Global Sea Levels Could Rise by Much More Than Previously Predicted, According to New Study

Ciara Nugent
Global sea levels could rise by almost 6ft – twice as much as had previously been predicted – a May 20 study warns

Global sea levels could rise by almost 6ft by 2100 – twice as much as had previously been predicted – threatening major cities and displacing hundreds of millions of people, a study published Monday warned.

The upper limit for sea level rise by 2100 has previously been estimated between 1.7 and 3.2ft. – the range given in the fifth assessment report from the Intergovernmental Panel on Climate Change (IPCC), the leading international body for the assessment of climate change, in 2013.

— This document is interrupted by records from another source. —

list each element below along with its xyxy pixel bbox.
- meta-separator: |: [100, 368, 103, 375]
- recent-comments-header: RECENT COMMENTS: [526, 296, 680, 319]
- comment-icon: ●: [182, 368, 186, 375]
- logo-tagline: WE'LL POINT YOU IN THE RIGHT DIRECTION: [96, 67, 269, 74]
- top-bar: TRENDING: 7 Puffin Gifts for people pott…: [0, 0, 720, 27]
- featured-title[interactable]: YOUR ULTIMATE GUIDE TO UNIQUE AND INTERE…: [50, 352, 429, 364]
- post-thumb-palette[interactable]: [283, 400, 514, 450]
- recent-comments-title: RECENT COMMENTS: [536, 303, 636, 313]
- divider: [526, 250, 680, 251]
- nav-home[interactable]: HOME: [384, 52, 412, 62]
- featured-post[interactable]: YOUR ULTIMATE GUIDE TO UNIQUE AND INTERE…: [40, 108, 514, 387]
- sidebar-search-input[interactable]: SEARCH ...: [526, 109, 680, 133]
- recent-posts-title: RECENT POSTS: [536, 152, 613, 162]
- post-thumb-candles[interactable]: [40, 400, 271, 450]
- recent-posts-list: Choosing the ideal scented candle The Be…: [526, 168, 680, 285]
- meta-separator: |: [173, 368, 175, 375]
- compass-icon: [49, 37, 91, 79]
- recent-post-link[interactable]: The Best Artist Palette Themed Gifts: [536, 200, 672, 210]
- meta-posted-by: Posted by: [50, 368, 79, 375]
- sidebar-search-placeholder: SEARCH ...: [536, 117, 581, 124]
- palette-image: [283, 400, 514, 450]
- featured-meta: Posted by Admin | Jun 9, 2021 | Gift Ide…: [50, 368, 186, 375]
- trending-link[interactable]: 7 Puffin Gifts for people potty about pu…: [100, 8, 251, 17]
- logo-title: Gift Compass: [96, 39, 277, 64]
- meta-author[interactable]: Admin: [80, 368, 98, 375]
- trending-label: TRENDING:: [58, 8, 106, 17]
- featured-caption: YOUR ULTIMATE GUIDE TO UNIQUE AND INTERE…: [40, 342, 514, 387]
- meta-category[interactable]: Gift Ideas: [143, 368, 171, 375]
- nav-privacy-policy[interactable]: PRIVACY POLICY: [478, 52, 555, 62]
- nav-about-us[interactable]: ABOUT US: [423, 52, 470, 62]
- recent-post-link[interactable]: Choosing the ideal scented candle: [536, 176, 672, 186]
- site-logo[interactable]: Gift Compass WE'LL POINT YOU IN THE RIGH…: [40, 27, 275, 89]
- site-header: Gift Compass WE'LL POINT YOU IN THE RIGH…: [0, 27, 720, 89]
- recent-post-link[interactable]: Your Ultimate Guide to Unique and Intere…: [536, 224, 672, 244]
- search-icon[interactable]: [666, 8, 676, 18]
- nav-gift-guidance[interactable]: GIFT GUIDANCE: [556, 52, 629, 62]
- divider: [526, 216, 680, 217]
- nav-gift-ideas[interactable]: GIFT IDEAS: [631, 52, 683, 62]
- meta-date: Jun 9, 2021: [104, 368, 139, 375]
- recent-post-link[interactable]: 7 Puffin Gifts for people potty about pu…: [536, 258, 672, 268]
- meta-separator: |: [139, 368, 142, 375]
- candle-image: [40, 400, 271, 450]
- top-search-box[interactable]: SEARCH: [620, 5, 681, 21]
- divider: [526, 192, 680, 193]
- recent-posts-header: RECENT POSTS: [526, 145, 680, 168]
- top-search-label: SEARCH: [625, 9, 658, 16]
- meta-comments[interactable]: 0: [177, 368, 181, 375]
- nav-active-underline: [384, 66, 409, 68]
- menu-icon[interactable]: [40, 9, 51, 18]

But many scientists believe that was a conservative estimate. The rate of glacier melt in Greenland and Antartica is accelerating, and the authors of the report say current prediction models don’t account for significant uncertainties in how melting ice sheets could affect sea level rise.

To get a better understanding, an international group of researchers compiled a “structured expert judgement study,” using expert understanding of what is happening to glaciers to predict a broader range of possibilities than those considered in the IPCC report.

The researchers estimate that, if emissions of greenhouse gases like carbon dioxide continue to grow unchecked, causing global temperatures to increase by about 5°C over pre-industrial levels, sea levels in 2100 would be 1.6 to 5.8ft higher than they are today. There is around a 5% chance we would hit the upper end of that range, the study said.

In the worst-case scenario, 691,120 square miles of land – around seven times the size of the United Kingdom – could be swallowed up by the sea. Large parts of low-lying countries like Bangladesh would become uninhabitable, while critical areas for food production would be lost. Major cities, including New York and London, would also be threatened.

Such land loss would cause the displacement of around 187 million people. “To put this into perspective, the Syrian refugee crisis resulted in about a million refugees coming into Europe,” the study’s lead author, Professor Jonathan Bamber of the University of Bristol, told the BBC. “That is about 200 times smaller than the number of people who would be displaced in a 2m sea-level rise.”

There is still time to prevent the more extreme scenarios of sea level rise, the study stressed. If we manage to limit global temperature increase below 2°C, in line with the Paris Agreement, the researchers estimate a sea level rise of 0.8 – 2.7 ft by 2100.